I headed over to the Chicago Cultural Center today intent on photographing the Tiffany Glass dome that sits above the Preston Bradley Hall. This is the one that has star power because it is believed to be the world's largest Tiffany dome. At 11:00AM the light was perfect, with the sun not quite directly overhead. Unfortunately, the hall was closed for an event--high school students.
I knew there was another dome on the north side of the building, so I took the short walk. And there the beauty was, sitting above the Grand Army of the Republic Rotunda and Memorial Hall. This dome is 40-feet in diameter, making it slightly larger than the 38-foot in diameter Tiffany dome. Designed by Healy & Millet, a Chicago design firm, the dome is made of stained glass that is held together with a cast iron ribbing fabricated by Winslow Brothers of Chicago. It was originally illuminated by the sun, but it now relies on electric light.
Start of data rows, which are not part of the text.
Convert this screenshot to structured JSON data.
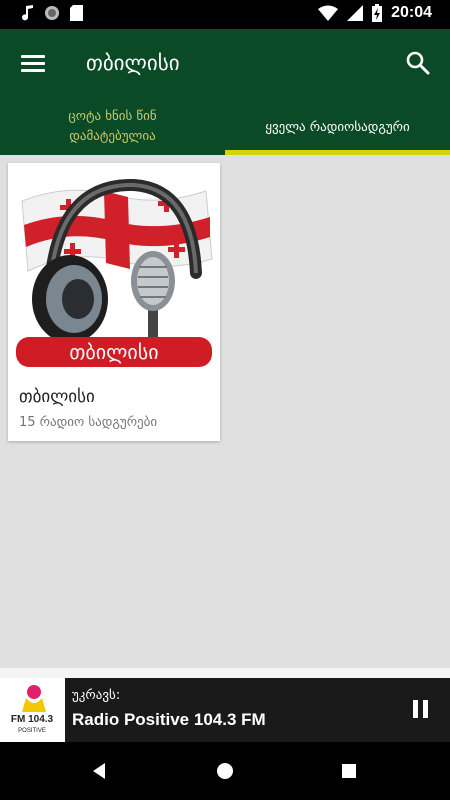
{
  "status_bar": {
    "time": "20:04",
    "icons": [
      "music-note-icon",
      "circle-icon",
      "sd-card-icon",
      "wifi-icon",
      "signal-icon",
      "battery-charging-icon"
    ]
  },
  "toolbar": {
    "title": "თბილისი",
    "menu_icon": "hamburger-menu-icon",
    "search_icon": "search-icon"
  },
  "tabs": [
    {
      "label_line1": "ცოტა ხნის წინ",
      "label_line2": "დამატებულია",
      "selected": false
    },
    {
      "label": "ყველა რადიოსადგური",
      "selected": true
    }
  ],
  "colors": {
    "toolbar": "#0a4a27",
    "tab_indicator": "#d4d40a",
    "inactive_tab_text": "#c8c86a",
    "player_bg": "#1a1a1a"
  },
  "cards": [
    {
      "title": "თბილისი",
      "subtitle": "15 რადიო სადგურები",
      "image_banner_text": "თბილისი"
    }
  ],
  "player": {
    "label": "უკრავს:",
    "station": "Radio Positive 104.3 FM",
    "logo_text_line1": "FM 104.3",
    "logo_text_line2": "POSITIVE",
    "state_icon": "pause-icon"
  },
  "nav": {
    "icons": [
      "back-icon",
      "home-icon",
      "recents-icon"
    ]
  }
}
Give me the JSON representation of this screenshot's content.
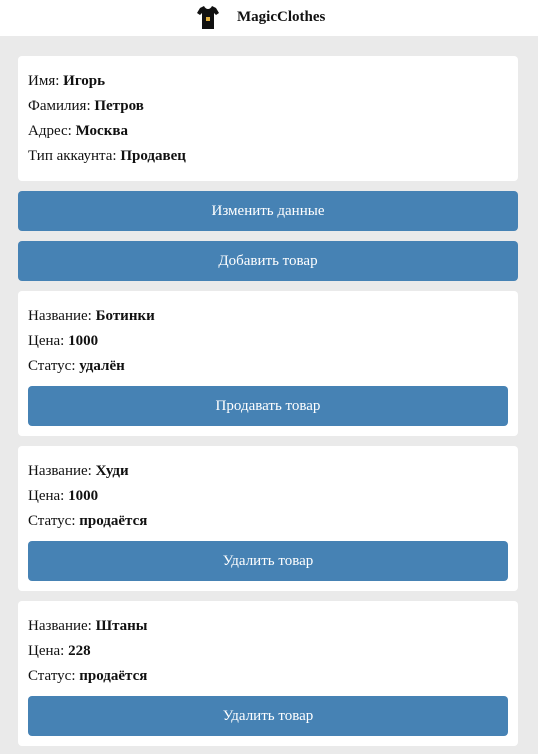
{
  "header": {
    "brand": "MagicClothes",
    "logo_icon": "tshirt-icon"
  },
  "profile": {
    "name_label": "Имя: ",
    "name_value": "Игорь",
    "surname_label": "Фамилия: ",
    "surname_value": "Петров",
    "address_label": "Адрес: ",
    "address_value": "Москва",
    "account_label": "Тип аккаунта: ",
    "account_value": "Продавец"
  },
  "actions": {
    "edit_label": "Изменить данные",
    "add_label": "Добавить товар"
  },
  "products": [
    {
      "title_label": "Название: ",
      "title_value": "Ботинки",
      "price_label": "Цена: ",
      "price_value": "1000",
      "status_label": "Статус: ",
      "status_value": "удалён",
      "button_label": "Продавать товар"
    },
    {
      "title_label": "Название: ",
      "title_value": "Худи",
      "price_label": "Цена: ",
      "price_value": "1000",
      "status_label": "Статус: ",
      "status_value": "продаётся",
      "button_label": "Удалить товар"
    },
    {
      "title_label": "Название: ",
      "title_value": "Штаны",
      "price_label": "Цена: ",
      "price_value": "228",
      "status_label": "Статус: ",
      "status_value": "продаётся",
      "button_label": "Удалить товар"
    }
  ],
  "colors": {
    "accent": "#4682b4",
    "background": "#eaeaea",
    "card": "#ffffff"
  }
}
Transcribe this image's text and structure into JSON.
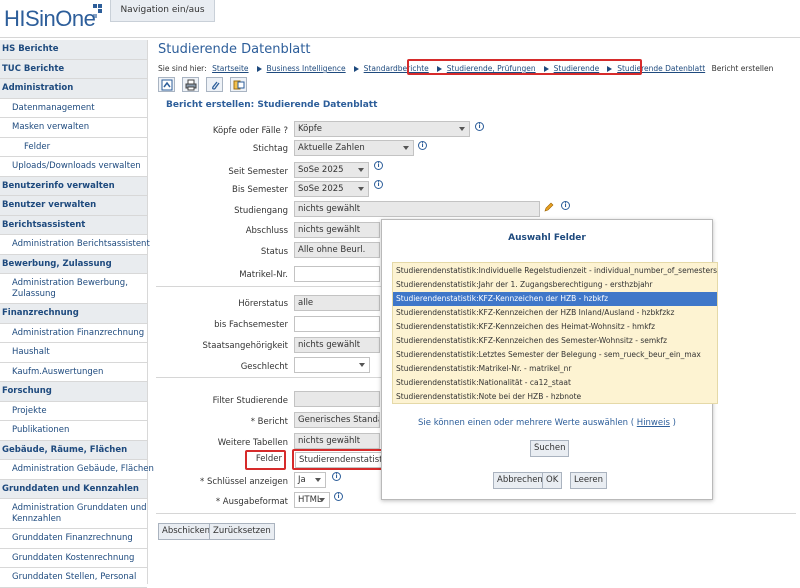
{
  "app": {
    "logo_text": "HISinOne",
    "nav_toggle_label": "Navigation ein/aus"
  },
  "sidebar": {
    "items": [
      {
        "label": "HS Berichte",
        "type": "cat"
      },
      {
        "label": "TUC Berichte",
        "type": "cat"
      },
      {
        "label": "Administration",
        "type": "cat"
      },
      {
        "label": "Datenmanagement",
        "type": "sub"
      },
      {
        "label": "Masken verwalten",
        "type": "sub"
      },
      {
        "label": "Felder",
        "type": "sub2"
      },
      {
        "label": "Uploads/Downloads verwalten",
        "type": "sub"
      },
      {
        "label": "Benutzerinfo verwalten",
        "type": "cat"
      },
      {
        "label": "Benutzer verwalten",
        "type": "cat"
      },
      {
        "label": "Berichtsassistent",
        "type": "cat"
      },
      {
        "label": "Administration Berichtsassistent",
        "type": "sub"
      },
      {
        "label": "Bewerbung, Zulassung",
        "type": "cat"
      },
      {
        "label": "Administration Bewerbung, Zulassung",
        "type": "sub two"
      },
      {
        "label": "Finanzrechnung",
        "type": "cat"
      },
      {
        "label": "Administration Finanzrechnung",
        "type": "sub"
      },
      {
        "label": "Haushalt",
        "type": "sub"
      },
      {
        "label": "Kaufm.Auswertungen",
        "type": "sub"
      },
      {
        "label": "Forschung",
        "type": "cat"
      },
      {
        "label": "Projekte",
        "type": "sub"
      },
      {
        "label": "Publikationen",
        "type": "sub"
      },
      {
        "label": "Gebäude, Räume, Flächen",
        "type": "cat"
      },
      {
        "label": "Administration Gebäude, Flächen",
        "type": "sub"
      },
      {
        "label": "Grunddaten und Kennzahlen",
        "type": "cat"
      },
      {
        "label": "Administration Grunddaten und Kennzahlen",
        "type": "sub two"
      },
      {
        "label": "Grunddaten Finanzrechnung",
        "type": "sub"
      },
      {
        "label": "Grunddaten Kostenrechnung",
        "type": "sub"
      },
      {
        "label": "Grunddaten Stellen, Personal",
        "type": "sub"
      }
    ]
  },
  "main": {
    "page_title": "Studierende Datenblatt",
    "breadcrumb": {
      "prefix": "Sie sind hier:",
      "items": [
        "Startseite",
        "Business Intelligence",
        "Standardberichte",
        "Studierende, Prüfungen",
        "Studierende",
        "Studierende Datenblatt"
      ],
      "current": "Bericht erstellen"
    },
    "toolbar": [
      "report-icon",
      "print-icon",
      "attach-icon",
      "export-icon"
    ],
    "form_title": "Bericht erstellen: Studierende Datenblatt",
    "form": {
      "koepfe_label": "Köpfe oder Fälle ?",
      "koepfe_value": "Köpfe",
      "stichtag_label": "Stichtag",
      "stichtag_value": "Aktuelle Zahlen",
      "seit_label": "Seit Semester",
      "seit_value": "SoSe 2025",
      "bis_label": "Bis Semester",
      "bis_value": "SoSe 2025",
      "studiengang_label": "Studiengang",
      "studiengang_value": "nichts gewählt",
      "abschluss_label": "Abschluss",
      "abschluss_value": "nichts gewählt",
      "status_label": "Status",
      "status_value": "Alle ohne Beurl.",
      "matrikel_label": "Matrikel-Nr.",
      "matrikel_value": "",
      "hoererstatus_label": "Hörerstatus",
      "hoererstatus_value": "alle",
      "bis_fachsemester_label": "bis Fachsemester",
      "bis_fachsemester_value": "",
      "staatsangehoerigkeit_label": "Staatsangehörigkeit",
      "staatsangehoerigkeit_value": "nichts gewählt",
      "geschlecht_label": "Geschlecht",
      "geschlecht_value": "",
      "filter_label": "Filter Studierende",
      "filter_value": "",
      "bericht_label": "* Bericht",
      "bericht_value": "Generisches Standard",
      "weitere_label": "Weitere Tabellen",
      "weitere_value": "nichts gewählt",
      "felder_label": "Felder",
      "felder_value": "Studierendenstatistik:",
      "schluessel_label": "* Schlüssel anzeigen",
      "schluessel_value": "Ja",
      "ausgabe_label": "* Ausgabeformat",
      "ausgabe_value": "HTML"
    },
    "buttons": {
      "abschicken": "Abschicken",
      "zuruecksetzen": "Zurücksetzen"
    }
  },
  "popup": {
    "title": "Auswahl Felder",
    "options": [
      "Studierendenstatistik:Individuelle Regelstudienzeit - individual_number_of_semesters",
      "Studierendenstatistik:Jahr der 1. Zugangsberechtigung - ersthzbjahr",
      "Studierendenstatistik:KFZ-Kennzeichen der HZB - hzbkfz",
      "Studierendenstatistik:KFZ-Kennzeichen der HZB Inland/Ausland - hzbkfzkz",
      "Studierendenstatistik:KFZ-Kennzeichen des Heimat-Wohnsitz - hmkfz",
      "Studierendenstatistik:KFZ-Kennzeichen des Semester-Wohnsitz - semkfz",
      "Studierendenstatistik:Letztes Semester der Belegung - sem_rueck_beur_ein_max",
      "Studierendenstatistik:Matrikel-Nr. - matrikel_nr",
      "Studierendenstatistik:Nationalität - ca12_staat",
      "Studierendenstatistik:Note bei der HZB - hzbnote"
    ],
    "selected_index": 2,
    "hint_prefix": "Sie können einen oder mehrere Werte auswählen (",
    "hint_link": "Hinweis",
    "hint_suffix": ")",
    "suchen": "Suchen",
    "abbrechen": "Abbrechen",
    "ok": "OK",
    "leeren": "Leeren"
  },
  "colors": {
    "brand": "#2d5e9a",
    "highlight_red": "#d62b2b",
    "selection": "#3f77c9",
    "list_bg": "#fdf3d2"
  }
}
The hall was originally leased (1898-1948) to the Grand Army Hall and Memorial Association as a meeting place for Civil War veterans. It is now open to the public, except when it is used for ceremonial and artistic events, including weddings.
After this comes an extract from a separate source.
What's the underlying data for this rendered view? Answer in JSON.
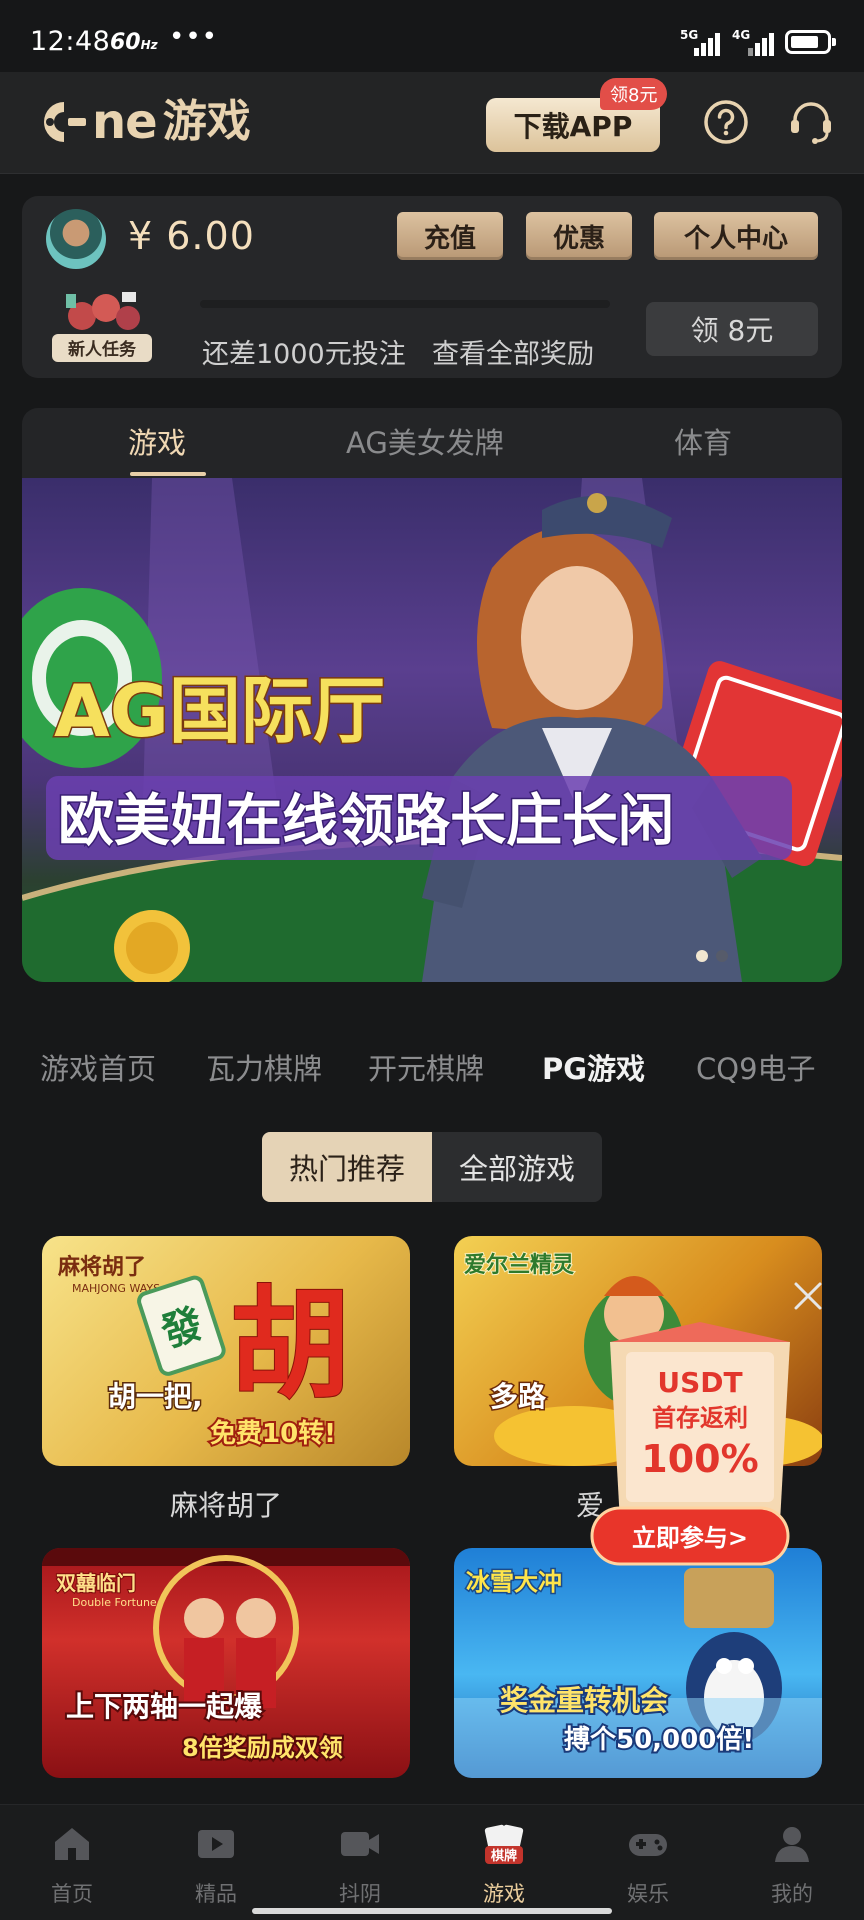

Photographer's Note: Architects tend to take painstaking efforts to center domes in the space that sit above. The trick is to locate the center of the room. That was pretty easy in the case of the Grand Army of the Republic Hall. The marble floor is inset with a series of glass blocks that were used to illuminate the lower floors. I found the cluster of blocks in the center of the room, and then counted the individual blocks to find the center of the cluster. I removed the view finder from my camera so that it would sit flush to the floor, with the result that the sensor plane was parallel to the ceiling. I then fired up my iPad to the WIFI remote trigger, permitting me to see the image and trigger the shutter remotely. As I was working, a young lady came by with an iPhone, and just stared at me. She then said, "That's cool what you are doing."